Gli investimenti nello stoccaggio di energia ammontano a 1,2 miliardi di euro, in aumento significativo rispetto a 900 milioni del precedente piano, grazie alla conversione di tre centrali di compressione in dual fuel (in coerenza con gli obiettivi di riduzione di emissioni), la realizzazione e ammodernamento di pozzi per lo stoccaggio di gas, la sostituzione e adeguamento di alcuni componenti e le attività di manutenzione. Tali investimenti consentiranno di gestire il bisogno crescente di flessibilità conseguente alla volatilità dei mercati energetici, che aumenterà con lo sviluppo continuo delle rinnovabili. Inoltre abilitano la prospettiva di stoccaggio di idrogeno.
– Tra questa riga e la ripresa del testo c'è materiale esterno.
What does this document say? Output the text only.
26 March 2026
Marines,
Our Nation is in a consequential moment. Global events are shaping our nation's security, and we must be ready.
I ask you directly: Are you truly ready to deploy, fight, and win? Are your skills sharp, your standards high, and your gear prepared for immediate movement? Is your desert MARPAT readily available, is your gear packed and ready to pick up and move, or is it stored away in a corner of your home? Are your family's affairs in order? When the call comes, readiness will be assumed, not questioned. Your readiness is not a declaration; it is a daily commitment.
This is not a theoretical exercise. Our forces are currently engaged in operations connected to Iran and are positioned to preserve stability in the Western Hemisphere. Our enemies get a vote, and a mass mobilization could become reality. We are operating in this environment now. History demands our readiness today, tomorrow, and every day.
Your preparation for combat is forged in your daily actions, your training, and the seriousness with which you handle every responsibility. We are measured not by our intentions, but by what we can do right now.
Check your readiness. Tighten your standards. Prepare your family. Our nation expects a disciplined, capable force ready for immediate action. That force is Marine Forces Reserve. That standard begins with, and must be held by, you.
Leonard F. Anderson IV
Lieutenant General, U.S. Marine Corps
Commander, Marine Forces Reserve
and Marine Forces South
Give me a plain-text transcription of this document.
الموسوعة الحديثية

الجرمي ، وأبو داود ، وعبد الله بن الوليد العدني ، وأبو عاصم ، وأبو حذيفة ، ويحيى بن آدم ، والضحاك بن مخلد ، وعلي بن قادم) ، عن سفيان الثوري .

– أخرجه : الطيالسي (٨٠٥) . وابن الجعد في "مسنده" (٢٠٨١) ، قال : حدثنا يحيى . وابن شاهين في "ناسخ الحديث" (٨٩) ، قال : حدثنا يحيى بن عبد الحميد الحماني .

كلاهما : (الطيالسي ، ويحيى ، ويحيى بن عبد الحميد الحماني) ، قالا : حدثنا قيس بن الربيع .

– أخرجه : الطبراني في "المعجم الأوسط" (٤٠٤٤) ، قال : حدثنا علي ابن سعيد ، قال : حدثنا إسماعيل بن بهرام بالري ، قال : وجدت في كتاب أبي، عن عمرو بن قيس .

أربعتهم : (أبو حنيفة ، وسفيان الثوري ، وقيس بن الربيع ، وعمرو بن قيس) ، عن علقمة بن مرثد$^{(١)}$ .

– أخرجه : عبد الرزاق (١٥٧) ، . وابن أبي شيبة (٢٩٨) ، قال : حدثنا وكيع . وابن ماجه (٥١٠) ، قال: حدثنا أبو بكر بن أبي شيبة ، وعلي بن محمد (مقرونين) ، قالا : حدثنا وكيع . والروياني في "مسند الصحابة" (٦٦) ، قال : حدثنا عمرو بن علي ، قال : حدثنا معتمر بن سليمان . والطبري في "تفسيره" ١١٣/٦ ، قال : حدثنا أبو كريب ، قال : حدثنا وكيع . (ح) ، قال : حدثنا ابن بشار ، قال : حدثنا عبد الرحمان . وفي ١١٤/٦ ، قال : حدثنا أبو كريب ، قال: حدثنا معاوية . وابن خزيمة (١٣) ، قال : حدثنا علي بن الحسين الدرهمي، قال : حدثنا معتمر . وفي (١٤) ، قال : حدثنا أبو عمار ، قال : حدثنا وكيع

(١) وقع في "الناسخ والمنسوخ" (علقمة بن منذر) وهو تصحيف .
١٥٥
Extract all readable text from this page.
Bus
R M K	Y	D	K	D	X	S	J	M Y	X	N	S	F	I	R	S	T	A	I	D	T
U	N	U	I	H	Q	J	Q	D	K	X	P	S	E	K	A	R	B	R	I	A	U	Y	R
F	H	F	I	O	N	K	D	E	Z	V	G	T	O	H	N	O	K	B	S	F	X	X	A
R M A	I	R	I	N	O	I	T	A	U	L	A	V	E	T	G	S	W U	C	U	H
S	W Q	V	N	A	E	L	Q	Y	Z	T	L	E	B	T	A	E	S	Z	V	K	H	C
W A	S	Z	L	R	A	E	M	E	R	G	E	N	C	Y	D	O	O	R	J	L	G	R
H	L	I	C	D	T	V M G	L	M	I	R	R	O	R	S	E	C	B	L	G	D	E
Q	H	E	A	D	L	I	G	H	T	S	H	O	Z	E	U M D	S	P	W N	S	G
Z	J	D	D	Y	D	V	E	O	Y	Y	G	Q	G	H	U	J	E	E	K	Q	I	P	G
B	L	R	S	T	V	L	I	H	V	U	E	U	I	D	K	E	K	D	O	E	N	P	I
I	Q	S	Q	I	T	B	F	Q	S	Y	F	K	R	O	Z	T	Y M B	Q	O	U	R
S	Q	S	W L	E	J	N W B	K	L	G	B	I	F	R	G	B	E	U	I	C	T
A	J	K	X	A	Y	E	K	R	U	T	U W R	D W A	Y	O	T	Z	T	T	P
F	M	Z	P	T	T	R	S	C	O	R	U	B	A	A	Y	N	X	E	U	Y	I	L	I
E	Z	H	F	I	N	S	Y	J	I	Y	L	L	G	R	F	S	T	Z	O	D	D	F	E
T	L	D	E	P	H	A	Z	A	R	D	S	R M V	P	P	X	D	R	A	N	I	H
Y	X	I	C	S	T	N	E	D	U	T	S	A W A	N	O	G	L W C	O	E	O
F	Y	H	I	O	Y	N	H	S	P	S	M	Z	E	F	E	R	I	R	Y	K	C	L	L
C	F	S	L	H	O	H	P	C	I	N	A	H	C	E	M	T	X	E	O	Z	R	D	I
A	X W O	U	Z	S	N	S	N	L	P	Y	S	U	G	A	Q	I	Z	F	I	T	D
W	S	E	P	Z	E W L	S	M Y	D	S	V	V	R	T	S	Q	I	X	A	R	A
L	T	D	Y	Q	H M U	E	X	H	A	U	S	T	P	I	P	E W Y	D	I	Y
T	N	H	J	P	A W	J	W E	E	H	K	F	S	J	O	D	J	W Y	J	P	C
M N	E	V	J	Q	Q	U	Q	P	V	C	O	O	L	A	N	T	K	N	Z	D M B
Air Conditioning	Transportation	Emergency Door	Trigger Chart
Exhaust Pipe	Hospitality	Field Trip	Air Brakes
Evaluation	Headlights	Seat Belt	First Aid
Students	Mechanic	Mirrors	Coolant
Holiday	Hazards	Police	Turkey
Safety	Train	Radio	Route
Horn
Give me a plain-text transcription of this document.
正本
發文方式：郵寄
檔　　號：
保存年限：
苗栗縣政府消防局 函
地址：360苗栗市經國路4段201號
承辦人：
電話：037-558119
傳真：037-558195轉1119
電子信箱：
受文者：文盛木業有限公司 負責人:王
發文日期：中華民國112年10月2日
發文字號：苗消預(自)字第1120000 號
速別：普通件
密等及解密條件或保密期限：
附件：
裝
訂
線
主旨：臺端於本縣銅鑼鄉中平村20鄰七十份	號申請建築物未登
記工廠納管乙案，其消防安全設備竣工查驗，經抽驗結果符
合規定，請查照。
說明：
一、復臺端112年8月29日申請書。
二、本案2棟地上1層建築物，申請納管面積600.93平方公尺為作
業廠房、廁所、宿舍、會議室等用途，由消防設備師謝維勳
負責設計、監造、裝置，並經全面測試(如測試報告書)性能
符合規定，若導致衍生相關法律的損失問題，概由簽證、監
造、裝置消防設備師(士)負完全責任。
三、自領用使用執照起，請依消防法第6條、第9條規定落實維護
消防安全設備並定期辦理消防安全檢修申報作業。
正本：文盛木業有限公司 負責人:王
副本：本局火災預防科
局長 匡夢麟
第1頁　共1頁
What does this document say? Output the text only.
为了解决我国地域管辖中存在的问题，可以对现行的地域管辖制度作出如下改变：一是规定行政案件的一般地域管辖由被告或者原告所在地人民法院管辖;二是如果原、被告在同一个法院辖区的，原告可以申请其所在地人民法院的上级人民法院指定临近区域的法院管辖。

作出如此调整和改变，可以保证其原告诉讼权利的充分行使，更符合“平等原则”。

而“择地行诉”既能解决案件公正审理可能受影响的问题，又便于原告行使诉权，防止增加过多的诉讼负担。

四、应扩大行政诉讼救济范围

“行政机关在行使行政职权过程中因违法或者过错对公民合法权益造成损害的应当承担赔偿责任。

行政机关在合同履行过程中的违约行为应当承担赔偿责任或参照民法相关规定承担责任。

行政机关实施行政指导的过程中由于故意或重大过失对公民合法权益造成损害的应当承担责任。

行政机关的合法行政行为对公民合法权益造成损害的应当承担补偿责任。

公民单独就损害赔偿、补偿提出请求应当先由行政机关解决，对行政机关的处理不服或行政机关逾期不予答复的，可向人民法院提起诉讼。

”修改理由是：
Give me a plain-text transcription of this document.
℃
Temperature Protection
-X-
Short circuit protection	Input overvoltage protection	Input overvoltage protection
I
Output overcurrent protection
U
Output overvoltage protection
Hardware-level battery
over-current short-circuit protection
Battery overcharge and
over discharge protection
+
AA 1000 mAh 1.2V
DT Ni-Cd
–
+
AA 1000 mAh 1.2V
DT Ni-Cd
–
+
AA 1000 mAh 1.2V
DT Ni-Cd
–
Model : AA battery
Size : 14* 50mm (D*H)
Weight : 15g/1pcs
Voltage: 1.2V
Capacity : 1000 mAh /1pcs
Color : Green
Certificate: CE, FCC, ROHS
Relativamente agli investimenti per l’adattamento dell’infrastruttura in ottica “H2 ready”, a oggi la quasi totalità dei metanodotti di Snam è in grado di trasportare fino al 100% di idrogeno in base alla normativa ASME B31.12. Circa il 70% dei metanodotti può trasportare idrogeno puro con nessuna o limitate riduzioni rispetto alla massima pressione di esercizio, mentre circa il 30% necessita di riduzioni più significative. Tali limitazioni potranno essere superate con le future evoluzioni della normativa tecnica di riferimento. Sono in corso la certificazione della rete da parte di RINA e collaborazioni con istituzioni e università per stabilire nuovi standard tecnici per il trasporto dell’idrogeno nelle condotte.

Nello stoccaggio, sono particolarmente incoraggianti i risultati dei test condotti con università e centri di ricerca sulla possibilità di stoccare idrogeno in miscela con gas naturale fino a percentuali significative, fino anche al 100%, senza osservare modifiche o alterazioni.

Negli ultimi anni Snam ha creato un’ampia e diversificata piattaforma di attività (efficienza energetica, produzione e infrastrutture di biometano, mobilità sostenibile, idrogeno lungo tutta la catena del valore) per offrire soluzioni integrate lungo la filiera dei gas verdi. Per il periodo 2021-2025 gli investimenti di Snam nelle attività per la transizione energetica ammonteranno a circa 1,3 miliardi di euro (al netto di circa 200 milioni di euro di possibili grant, di cui 100 milioni di euro nell’idrogeno e 100 milioni di euro nel biometano), in crescita rispetto ai 700 milioni che il precedente piano aveva destinato a queste attività. Si prevede che i nuovi business possano contribuire all’EBITDA annuo del Gruppo per 150 milioni di euro nel 2025, con progetti che a regime genereranno circa 180 milioni di EBITDA.